Day 8

The King Honors Mordecai

from the Esther reading plan


Esther 6:1-14, Proverbs 26:27, Isaiah 52:1-2

So much of life seems so very unfair. Why do those who do what is right often seem to suffer so much, or fail to be justly rewarded for what they have done? And, why do those who do wrong so often seem to prosper? These questions have plagued mankind throughout all of human history. Thankfully, Scripture deals with that question head on. The book of Esther, in particular, teaches us that God superintends history in such a way that He is working out His plan in the lives of His people and exercising His sovereignty over the wicked. In the end, God’s mysterious purposes will stand and He will ultimately mete out justice.

C.S. Lewis once noted that ultimately God will “work backwards and turn… agony into a glory.” We see this principle typified in God’s dealings with Mordecai. By way of contrast, we see God turning against Haman—the one who sought to destroy the people of God and, by way of implication, the promise of redemption in the coming Christ.

Throughout the better part of this grand narrative, Mordecai seems to have been forgotten and Haman seems to be prospering. But as we come to the end of the story, we see Mordecai, who had acted with uprightness in all his dealings, rewarded for his faithfulness and Haman overthrown for his wickedness.

When he is finally remembered for uncovering a plot against the king, Mordecai is honored—ironically—by the very one who sought to destroy him and his people. The king made Haman clothe Mordecai with the royal robes and parade him through the city on one of the his own horses. This was the ultimate vindication from God. As Proverbs 26 teaches, “The one who digs a pit will fall into it” (v.27). No greater display of God’s superintendence in the lives of His people could have been shown.

This is, of course, a picture in redemptive history, a foretaste of the victory that God gives Jesus over Satan.
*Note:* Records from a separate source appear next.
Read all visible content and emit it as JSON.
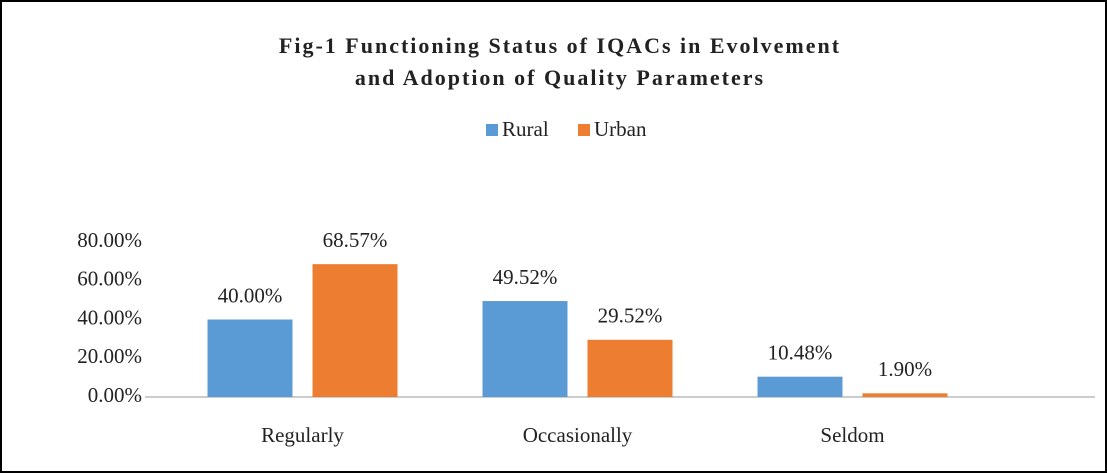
{
  "chart_data": {
    "type": "bar",
    "title": [
      "Fig-1 Functioning Status of IQACs in Evolvement",
      "and Adoption of Quality Parameters"
    ],
    "categories": [
      "Regularly",
      "Occasionally",
      "Seldom"
    ],
    "series": [
      {
        "name": "Rural",
        "color": "#5b9bd5",
        "values": [
          40.0,
          49.52,
          10.48
        ],
        "value_labels": [
          "40.00%",
          "49.52%",
          "10.48%"
        ]
      },
      {
        "name": "Urban",
        "color": "#ed7d31",
        "values": [
          68.57,
          29.52,
          1.9
        ],
        "value_labels": [
          "68.57%",
          "29.52%",
          "1.90%"
        ]
      }
    ],
    "ylim": [
      0,
      80
    ],
    "yticks": [
      {
        "value": 0,
        "label": "0.00%"
      },
      {
        "value": 20,
        "label": "20.00%"
      },
      {
        "value": 40,
        "label": "40.00%"
      },
      {
        "value": 60,
        "label": "60.00%"
      },
      {
        "value": 80,
        "label": "80.00%"
      }
    ],
    "legend": "top",
    "grid": false
  }
}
Though the evil one thought that he had destroyed the Son of God on the cross, it was actually the means of ultimate victory and redemption. In the resurrection, God the Father proudly presents His Son before the watching world to see His ultimate purposes of grace and triumph.
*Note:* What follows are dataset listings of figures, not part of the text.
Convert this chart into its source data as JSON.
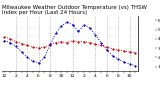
{
  "title": "Milwaukee Weather Outdoor Temperature (vs) THSW Index per Hour (Last 24 Hours)",
  "hours": [
    0,
    1,
    2,
    3,
    4,
    5,
    6,
    7,
    8,
    9,
    10,
    11,
    12,
    13,
    14,
    15,
    16,
    17,
    18,
    19,
    20,
    21,
    22,
    23
  ],
  "red_values": [
    42,
    40,
    37,
    35,
    33,
    31,
    30,
    31,
    34,
    36,
    37,
    36,
    38,
    37,
    37,
    36,
    34,
    33,
    31,
    29,
    28,
    27,
    26,
    25
  ],
  "blue_values": [
    38,
    36,
    32,
    26,
    20,
    16,
    14,
    20,
    33,
    46,
    54,
    58,
    55,
    48,
    55,
    52,
    44,
    36,
    28,
    22,
    18,
    15,
    13,
    11
  ],
  "ylim": [
    5,
    65
  ],
  "yticks": [
    10,
    20,
    30,
    40,
    50,
    60
  ],
  "ytick_labels": [
    "10",
    "20",
    "30",
    "40",
    "50",
    "60"
  ],
  "bg_color": "#ffffff",
  "plot_bg": "#ffffff",
  "red_color": "#cc0000",
  "blue_color": "#0000cc",
  "grid_color": "#999999",
  "title_fontsize": 4.0,
  "tick_fontsize": 3.2,
  "line_width": 0.7,
  "marker_size": 1.2,
  "grid_hours": [
    2,
    4,
    6,
    8,
    12,
    16,
    18,
    20,
    22
  ]
}
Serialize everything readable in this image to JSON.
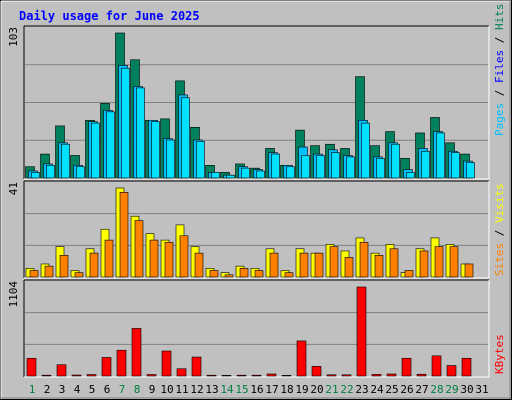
{
  "title": "Daily usage for June 2025",
  "colors": {
    "background": "#c0c0c0",
    "title": "#0000ff",
    "hits": "#00805c",
    "files": "#00c0ff",
    "pages": "#00e0ff",
    "visits": "#ffff00",
    "sites": "#ff8000",
    "kbytes": "#ff0000",
    "weekend": "#008040",
    "weekday": "#000000",
    "highlight": "#0040ff"
  },
  "side_labels": {
    "top": [
      {
        "text": "Pages",
        "color": "#00c0ff"
      },
      {
        "text": " / ",
        "color": "#000000"
      },
      {
        "text": "Files",
        "color": "#0000ff"
      },
      {
        "text": " / ",
        "color": "#000000"
      },
      {
        "text": "Hits",
        "color": "#00805c"
      }
    ],
    "middle": [
      {
        "text": "Sites",
        "color": "#ff8000"
      },
      {
        "text": " / ",
        "color": "#000000"
      },
      {
        "text": "Visits",
        "color": "#ffff00"
      }
    ],
    "bottom": [
      {
        "text": "KBytes",
        "color": "#ff0000"
      }
    ]
  },
  "chart_data": [
    {
      "type": "bar",
      "panel": "top",
      "ymax_label": "103",
      "ylim": [
        0,
        103
      ],
      "categories": [
        "1",
        "2",
        "3",
        "4",
        "5",
        "6",
        "7",
        "8",
        "9",
        "10",
        "11",
        "12",
        "13",
        "14",
        "15",
        "16",
        "17",
        "18",
        "19",
        "20",
        "21",
        "22",
        "23",
        "24",
        "25",
        "26",
        "27",
        "28",
        "29",
        "30",
        "31"
      ],
      "weekend_days": [
        "1",
        "7",
        "8",
        "14",
        "15",
        "21",
        "22",
        "28",
        "29"
      ],
      "series": [
        {
          "name": "Hits",
          "values": [
            8,
            17,
            37,
            16,
            41,
            53,
            103,
            84,
            41,
            42,
            69,
            36,
            9,
            4,
            10,
            7,
            21,
            9,
            34,
            23,
            24,
            21,
            72,
            23,
            33,
            14,
            32,
            43,
            25,
            17,
            0
          ]
        },
        {
          "name": "Files",
          "values": [
            5,
            10,
            25,
            9,
            40,
            48,
            80,
            65,
            41,
            28,
            59,
            27,
            4,
            2,
            8,
            6,
            18,
            9,
            22,
            17,
            20,
            16,
            41,
            15,
            25,
            6,
            21,
            33,
            19,
            12,
            0
          ]
        },
        {
          "name": "Pages",
          "values": [
            4,
            9,
            24,
            8,
            39,
            47,
            78,
            64,
            40,
            27,
            57,
            26,
            4,
            2,
            7,
            5,
            17,
            8,
            16,
            16,
            18,
            15,
            39,
            14,
            24,
            4,
            19,
            32,
            18,
            11,
            0
          ]
        }
      ]
    },
    {
      "type": "bar",
      "panel": "middle",
      "ymax_label": "41",
      "ylim": [
        0,
        41
      ],
      "categories": [
        "1",
        "2",
        "3",
        "4",
        "5",
        "6",
        "7",
        "8",
        "9",
        "10",
        "11",
        "12",
        "13",
        "14",
        "15",
        "16",
        "17",
        "18",
        "19",
        "20",
        "21",
        "22",
        "23",
        "24",
        "25",
        "26",
        "27",
        "28",
        "29",
        "30",
        "31"
      ],
      "series": [
        {
          "name": "Visits",
          "values": [
            4,
            6,
            14,
            3,
            13,
            22,
            41,
            28,
            20,
            17,
            24,
            14,
            4,
            2,
            5,
            4,
            13,
            3,
            13,
            11,
            15,
            12,
            18,
            11,
            15,
            2,
            13,
            18,
            15,
            6,
            0
          ]
        },
        {
          "name": "Sites",
          "values": [
            3,
            5,
            10,
            2,
            11,
            17,
            39,
            26,
            17,
            16,
            19,
            11,
            3,
            1,
            4,
            3,
            11,
            2,
            11,
            11,
            14,
            9,
            16,
            10,
            13,
            3,
            12,
            14,
            14,
            6,
            0
          ]
        }
      ]
    },
    {
      "type": "bar",
      "panel": "bottom",
      "ymax_label": "1104",
      "ylim": [
        0,
        1104
      ],
      "categories": [
        "1",
        "2",
        "3",
        "4",
        "5",
        "6",
        "7",
        "8",
        "9",
        "10",
        "11",
        "12",
        "13",
        "14",
        "15",
        "16",
        "17",
        "18",
        "19",
        "20",
        "21",
        "22",
        "23",
        "24",
        "25",
        "26",
        "27",
        "28",
        "29",
        "30",
        "31"
      ],
      "series": [
        {
          "name": "KBytes",
          "values": [
            220,
            10,
            140,
            12,
            18,
            230,
            320,
            590,
            18,
            310,
            90,
            235,
            10,
            8,
            10,
            10,
            25,
            8,
            435,
            120,
            15,
            15,
            1104,
            20,
            25,
            220,
            22,
            250,
            130,
            220,
            0
          ]
        }
      ]
    }
  ]
}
All those who are trusting in Christ will also know ultimate vindication and triumph. No matter what we endure in this life, Scripture makes clear that there is a day in which every wrong will be made right, and everyone who has schemed against the Lord and His people will be destroyed. That is the ultimate confidence we have as we make our way through this seemingly unjust world of sin and death. There is an overthrow of all wickedness through the death and resurrection of Jesus.

Written by Nick Batzig

Post Comments (2)

2 thoughts on "The King Honors Mordecai"

  1. Enjuju says:

    What drama, in this chapter!

  2. Drew Roe says:

    I never really thought of how the story of Mordecai and Esther paints a picture of Christ and His redemption, but here it is. Mordecai did not back down from his people, just as those who live in fellowship with Christ, and was rewarded for it. I am reminded of 1 Peter 3.13-17. Suffering is a fact of life in a sinful world. Everyone in this story suffers in some way or another. Mordecai is suffering because he is a Jew. Esther suffers because of what is happening to her people. King Ahasuerus suffers embarrassment when his wife doesn’t bow to his egotistical behavior. Haman suffers because of his pride.

    We all suffer. The question is: Will I suffer for the right reasons?